Variants or strains of SARS-CoV-2 are uploaded to the free global Gyside database, where they can be studied by any scientist. For their new work, Jellikowski, Schums and their colleagues analyzed more than 3 million different variants.

Zelikovsky said there are now more than five million genomes in the Gyside database. Scientists around the world are probably sequencing a new version almost every hour.

Zelikovsky said this surprising amount of data helps scientists see the evolution of the virus in action taken in real time. This is possible only when we have software capable of analyzing it rapidly.

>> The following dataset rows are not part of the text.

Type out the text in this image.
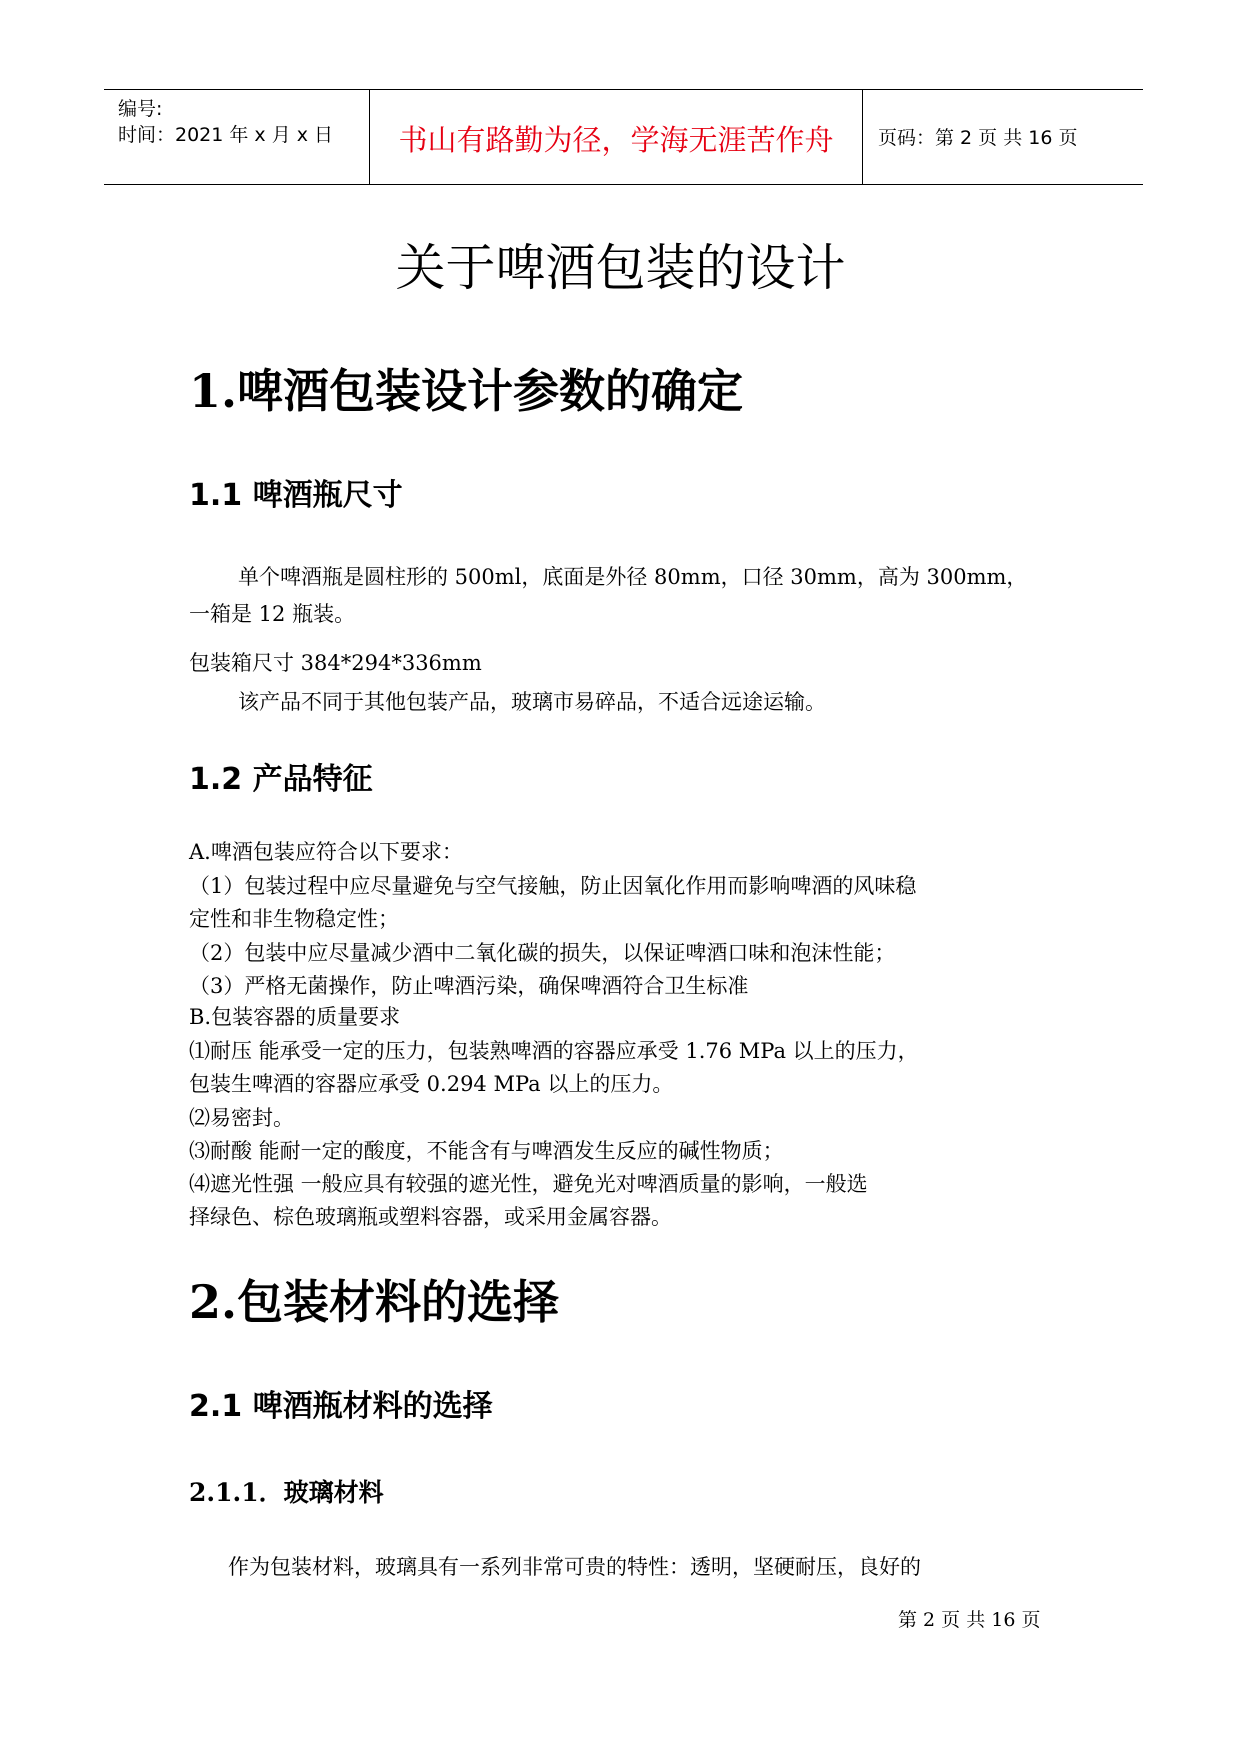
编号:
时间：2021 年 x 月 x 日	书山有路勤为径，学海无涯苦作舟	页码：第 2 页 共 16 页
关于啤酒包装的设计
1.啤酒包装设计参数的确定
1.1 啤酒瓶尺寸

单个啤酒瓶是圆柱形的 500ml，底面是外径 80mm，口径 30mm，高为 300mm，

一箱是 12 瓶装。

包装箱尺寸 384*294*336mm

该产品不同于其他包装产品，玻璃市易碎品，不适合远途运输。

1.2 产品特征

A.啤酒包装应符合以下要求：

（1）包装过程中应尽量避免与空气接触，防止因氧化作用而影响啤酒的风味稳

定性和非生物稳定性；

（2）包装中应尽量减少酒中二氧化碳的损失，以保证啤酒口味和泡沫性能；

（3）严格无菌操作，防止啤酒污染，确保啤酒符合卫生标准

B.包装容器的质量要求

⑴耐压 能承受一定的压力，包装熟啤酒的容器应承受 1.76 MPa 以上的压力，

包装生啤酒的容器应承受 0.294 MPa 以上的压力。

⑵易密封。

⑶耐酸 能耐一定的酸度，不能含有与啤酒发生反应的碱性物质；

⑷遮光性强 一般应具有较强的遮光性，避免光对啤酒质量的影响，一般选

择绿色、棕色玻璃瓶或塑料容器，或采用金属容器。

2.包装材料的选择
2.1 啤酒瓶材料的选择
2.1.1．玻璃材料

作为包装材料，玻璃具有一系列非常可贵的特性：透明，坚硬耐压，良好的

第 2 页 共 16 页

In the early days of the pandemic, in March 2020, scientists were acting too slow. Scientists thought that the virus first came to Washington state in February. However, sequencing later presented in a paper by Scums and colleagues showed the arc of viral variants traveling across countries and oceans.

Along with the new studies, scientists found that the virus from variants originating in Europe had also quietly entered New York City in February.

At that time, scientists were sequencing the data very slowly to trace the actual migration of this global virus and its changes in real time.

Scums said the programs were not fast enough, not measurable. The algorithms were not equipped to handle the large amount of data. It can take hours or days to process even a small part of the infected genome, he said.

Zelikovsky, Scums and their colleagues created a new algorithm for sequencing, called SPHERE (Scalable Phylogeney with Recurrent Mutation). The Sphere can rapidly handle large amounts of real-time data and form the evolutionary structure of the virus and its variations. These scenes can be easily understood at a glance. The computer program itself is freely available for download for any researcher in the world.

 

When the researchers applied their algorithm to genomes from the Gyside database, they found their Sphere approach to be highly reliable for tracking how viruses spread. The Sphere could help scientists track how a virus is evolving in real time.

 

Zelikovsky said we can see how the changes spread from country to country and from region to region. We can determine how the lockdown and closure effect spread. What are the consequences for government policy?

 

Zelikovsky said the Sphere algorithm could prove invaluable in future pandemics. You can track chains of transmission very quickly. Seeing those links will help governments make sound decisions about social policies like distancing or lockdowns in times of high transmission.

 

The sphere can also show the effects of different modes of outbreaks. For example, Schums said, Sweden took a more relaxed approach to the COVID-19 pandemic than other Nordic countries. Analysis of sequencing data shows that the “transmission chain” is longer in Sweden. This means that one strain in Sweden can infect many more people one after the other.

 

Zelikovsky said the danger of long links is that a new strain could emerge. Could be one of those variants that is very good at infecting people. It will help us to face this kind of global pandemic.